The success of the BDT in capturing human decision making under uncertainty has been taken as evidence that the human brain relies on internal models for prior probability, sensory likelihoods, and reward contingencies.
Our analysis of learning dynamics […] suggests that updating priors and cost functions likely involves different neural systems. This conclusion is consistent with the underlying neurobiology.
Humans and animals update their prior beliefs when observed stimuli deviate from predictions, which can be quantified in terms of the sensory prediction error (SPE). The cerebellum is thought to play a particularly important role in supervised SPE-dependent learning of stimulus statistics in sensorimotor behaviors.
In contrast, learning cost functions is thought to depend on computing reward prediction error (RPE) between actual and expected reward. This type of learning is thought to involve the midbrain dopaminergic system in conjunction with the cortico-basal ganglia circuits.

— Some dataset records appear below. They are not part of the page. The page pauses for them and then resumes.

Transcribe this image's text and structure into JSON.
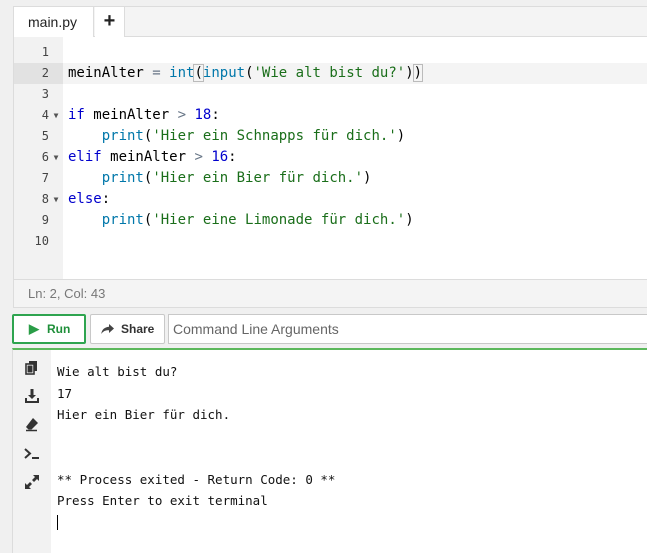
{
  "editor": {
    "tabs": [
      {
        "label": "main.py"
      }
    ],
    "add_tab_label": "+",
    "line_numbers": [
      "1",
      "2",
      "3",
      "4",
      "5",
      "6",
      "7",
      "8",
      "9",
      "10"
    ],
    "lines": [
      "",
      "meinAlter = int(input('Wie alt bist du?'))",
      "",
      "if meinAlter > 18:",
      "    print('Hier ein Schnapps für dich.')",
      "elif meinAlter > 16:",
      "    print('Hier ein Bier für dich.')",
      "else:",
      "    print('Hier eine Limonade für dich.')",
      ""
    ],
    "status": "Ln: 2,  Col: 43"
  },
  "toolbar": {
    "run_label": "Run",
    "share_label": "Share",
    "args_placeholder": "Command Line Arguments"
  },
  "terminal": {
    "lines": [
      "Wie alt bist du?",
      "17",
      "Hier ein Bier für dich.",
      "",
      "",
      "** Process exited - Return Code: 0 **",
      "Press Enter to exit terminal"
    ],
    "tools": [
      "copy-icon",
      "download-icon",
      "eraser-icon",
      "terminal-icon",
      "expand-icon"
    ]
  },
  "colors": {
    "run_green": "#2ea44f",
    "keyword_blue": "#0000cc",
    "string_green": "#1a6e1a"
  }
}
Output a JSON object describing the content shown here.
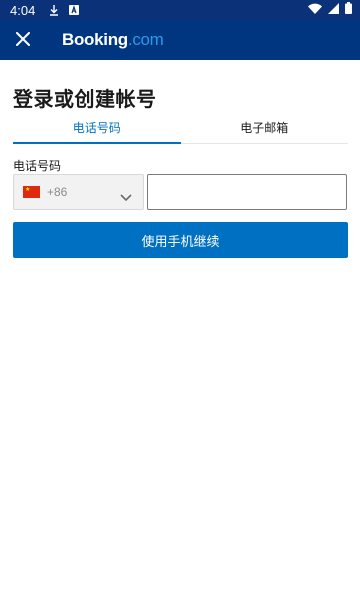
{
  "status_bar": {
    "time": "4:04",
    "icons": [
      "download-icon",
      "a-icon",
      "wifi-icon",
      "signal-icon",
      "battery-icon"
    ]
  },
  "app_bar": {
    "logo_main": "Booking",
    "logo_suffix": ".com",
    "close_icon": "close-icon",
    "background_color": "#003580",
    "logo_accent_color": "#2b9ae8"
  },
  "page": {
    "title": "登录或创建帐号"
  },
  "tabs": [
    {
      "label": "电话号码",
      "active": true
    },
    {
      "label": "电子邮箱",
      "active": false
    }
  ],
  "form": {
    "phone_label": "电话号码",
    "country_flag_icon": "china-flag-icon",
    "dial_code": "+86",
    "phone_value": "",
    "phone_placeholder": ""
  },
  "actions": {
    "continue_label": "使用手机继续",
    "accent_color": "#0071c2"
  }
}
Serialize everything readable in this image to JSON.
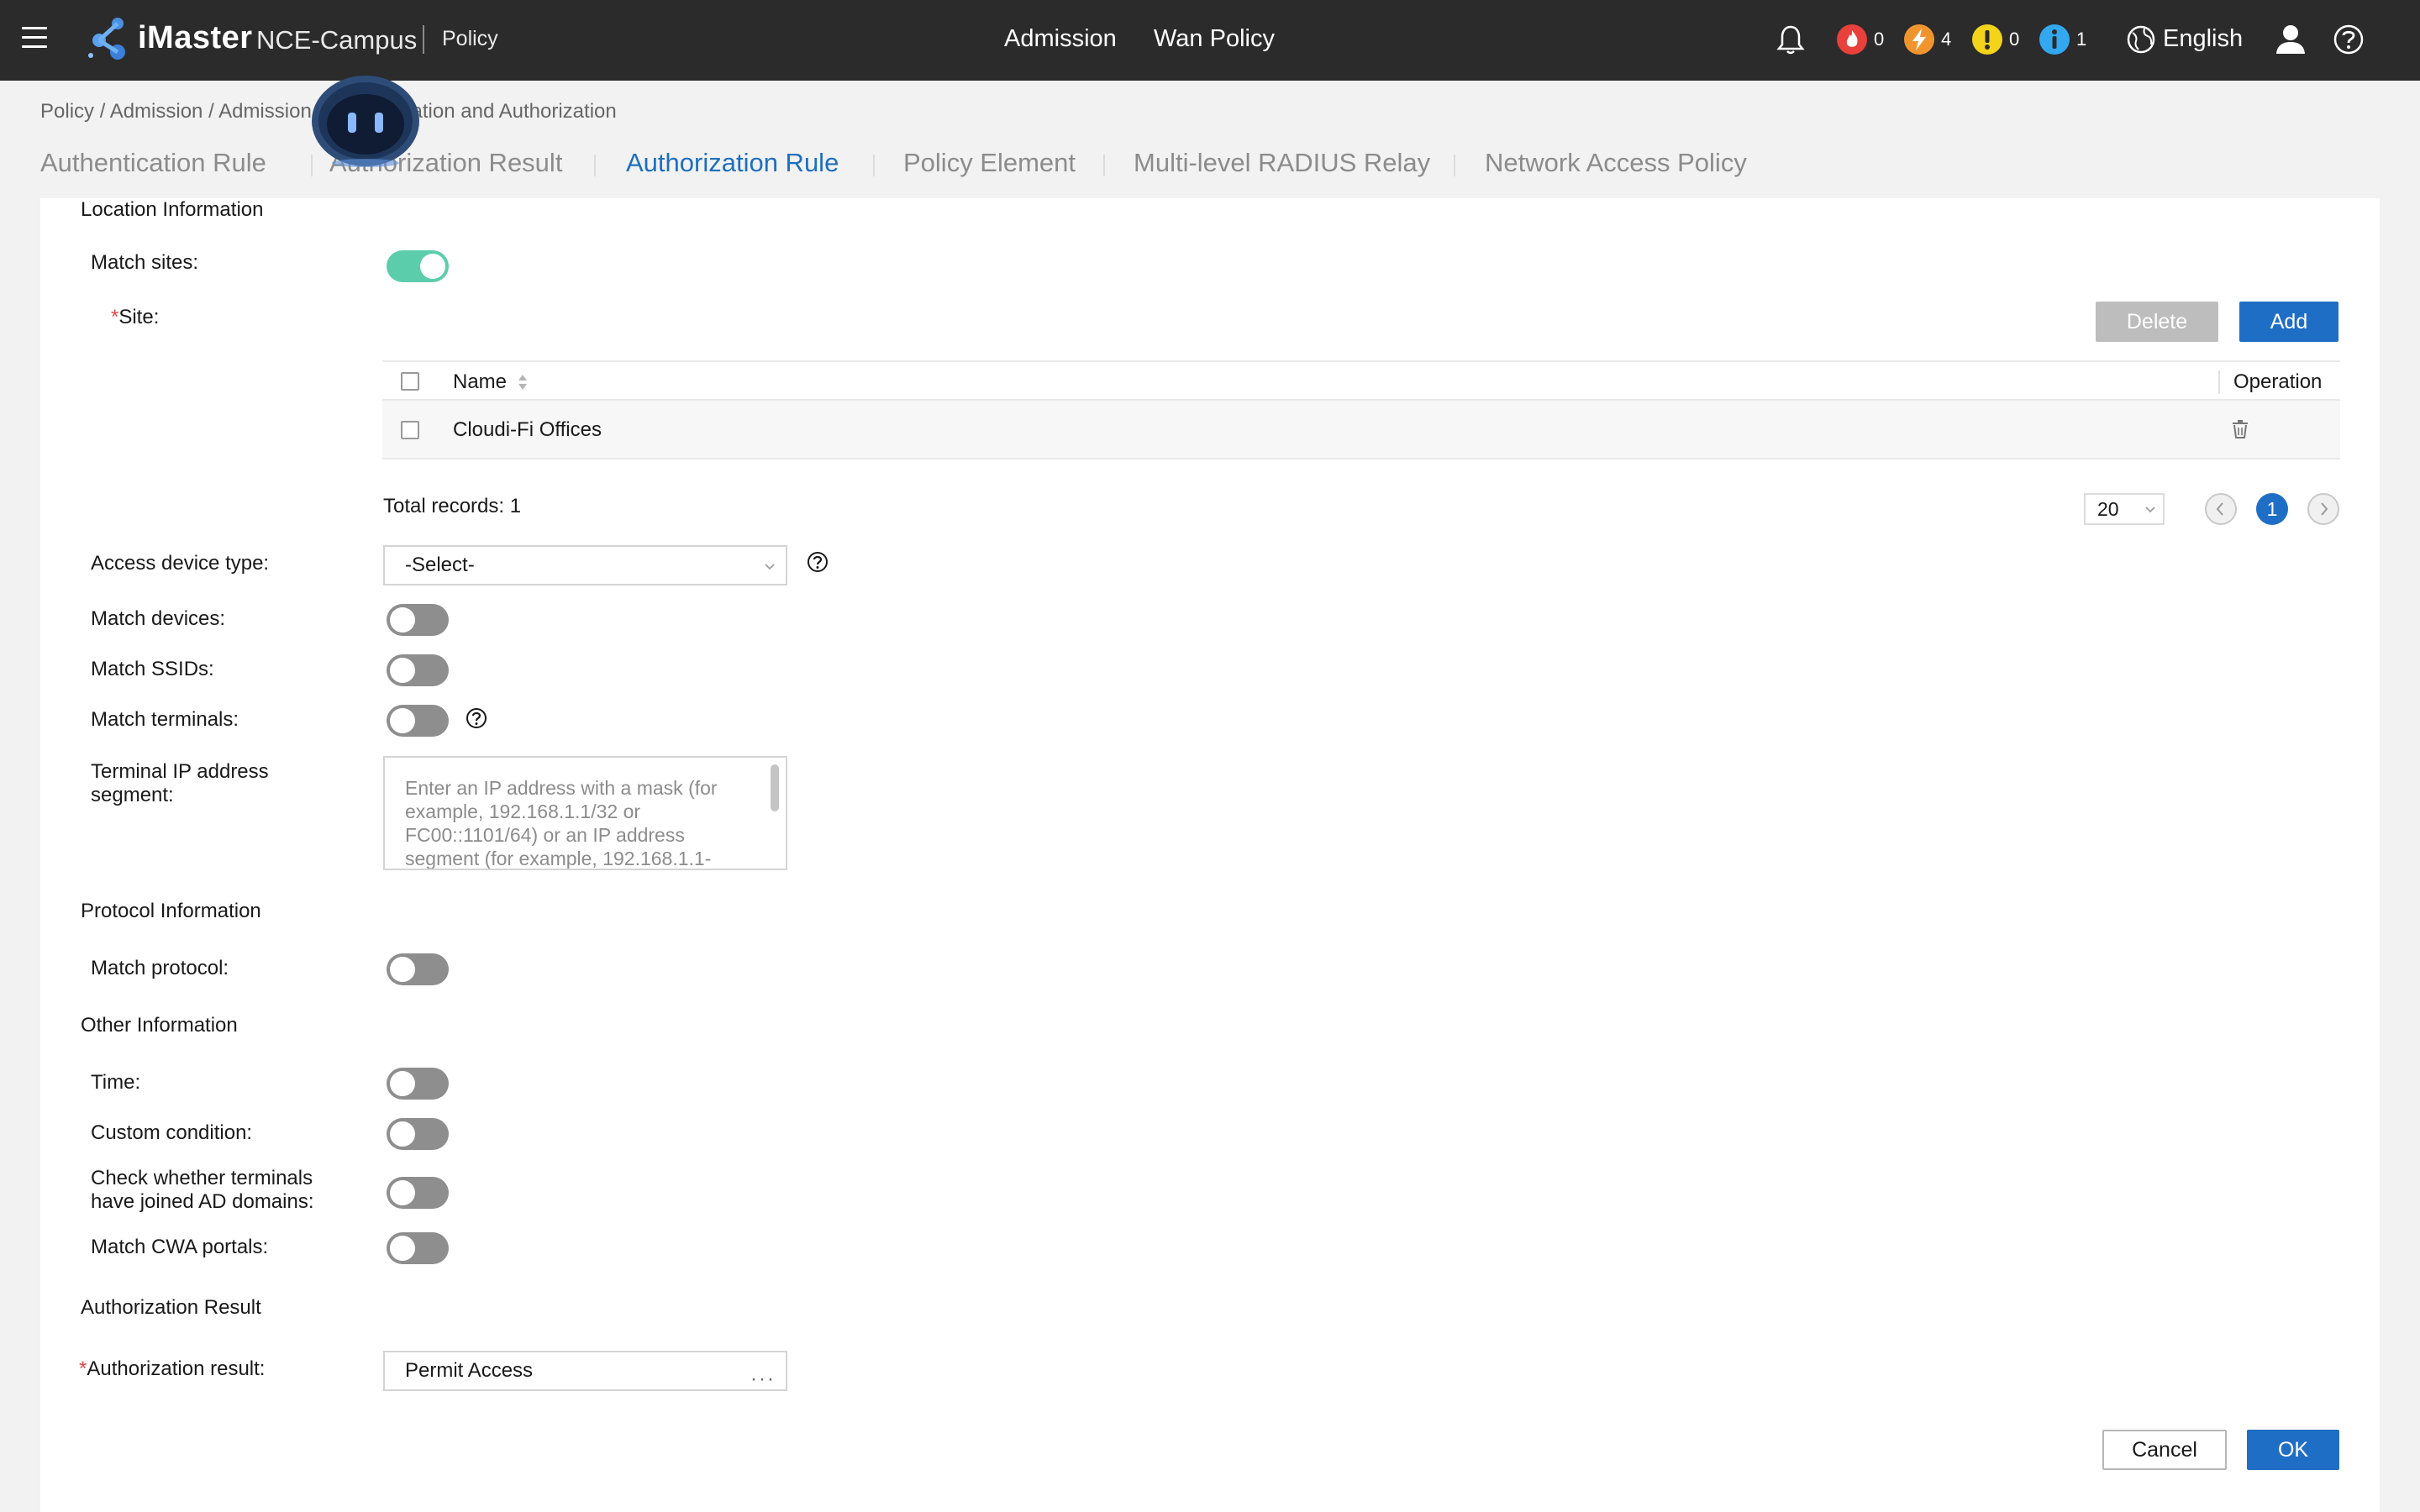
{
  "header": {
    "brand": "iMaster",
    "product": "NCE-Campus",
    "module": "Policy",
    "nav": [
      "Admission",
      "Wan Policy"
    ],
    "alarms": {
      "critical": "0",
      "major": "4",
      "minor": "0",
      "info": "1",
      "colors": {
        "critical": "#e8403a",
        "major": "#f0952e",
        "minor": "#f4d31b",
        "info": "#33a8f0"
      }
    },
    "language": "English",
    "icons": [
      "menu-icon",
      "logo-icon",
      "bell-icon",
      "globe-icon",
      "user-icon",
      "help-icon"
    ]
  },
  "breadcrumb": "Policy / Admission / Admission  /  Authentication and Authorization",
  "tabs": [
    {
      "label": "Authentication Rule"
    },
    {
      "label": "Authorization Result"
    },
    {
      "label": "Authorization Rule"
    },
    {
      "label": "Policy Element"
    },
    {
      "label": "Multi-level RADIUS Relay"
    },
    {
      "label": "Network Access Policy"
    }
  ],
  "active_tab": "Authorization Rule",
  "location": {
    "title": "Location Information",
    "match_sites_label": "Match sites:",
    "match_sites_on": true,
    "site_label": "Site:",
    "required_mark": "*",
    "delete_label": "Delete",
    "add_label": "Add",
    "table": {
      "col_name": "Name",
      "col_operation": "Operation",
      "rows": [
        {
          "name": "Cloudi-Fi Offices"
        }
      ]
    },
    "total_records": "Total records: 1",
    "page_size": "20",
    "current_page": "1",
    "access_device_type_label": "Access device type:",
    "access_device_type_value": "-Select-",
    "match_devices_label": "Match devices:",
    "match_ssids_label": "Match SSIDs:",
    "match_terminals_label": "Match terminals:",
    "terminal_ip_label_1": "Terminal IP address",
    "terminal_ip_label_2": "segment:",
    "terminal_ip_placeholder_lines": [
      "Enter an IP address with a mask (for",
      "example, 192.168.1.1/32 or",
      "FC00::1101/64) or an IP address",
      "segment (for example, 192.168.1.1-"
    ]
  },
  "protocol": {
    "title": "Protocol Information",
    "match_protocol_label": "Match protocol:"
  },
  "other": {
    "title": "Other Information",
    "time_label": "Time:",
    "custom_condition_label": "Custom condition:",
    "ad_domain_label_1": "Check whether terminals",
    "ad_domain_label_2": "have joined AD domains:",
    "cwa_label": "Match CWA portals:"
  },
  "result": {
    "title": "Authorization Result",
    "label": "Authorization result:",
    "value": "Permit Access",
    "more": "···"
  },
  "footer": {
    "cancel_label": "Cancel",
    "ok_label": "OK"
  },
  "colors": {
    "accent": "#1f6ec6",
    "toggle_on": "#5ccdaa",
    "toggle_off": "#8e8e8e",
    "header_bg": "#2b2b2b"
  }
}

Finally, the information about the prior and cost function has to be integrated to drive optimal behavior.
Currently, the neural circuits and mechanisms that are responsible for this integration are not well understood. Future work could take advantage of our methodology to systematically probe behavioral settings that rely on model-based BDT as a rational starting point for making inquiries about the underlying neural mechanisms.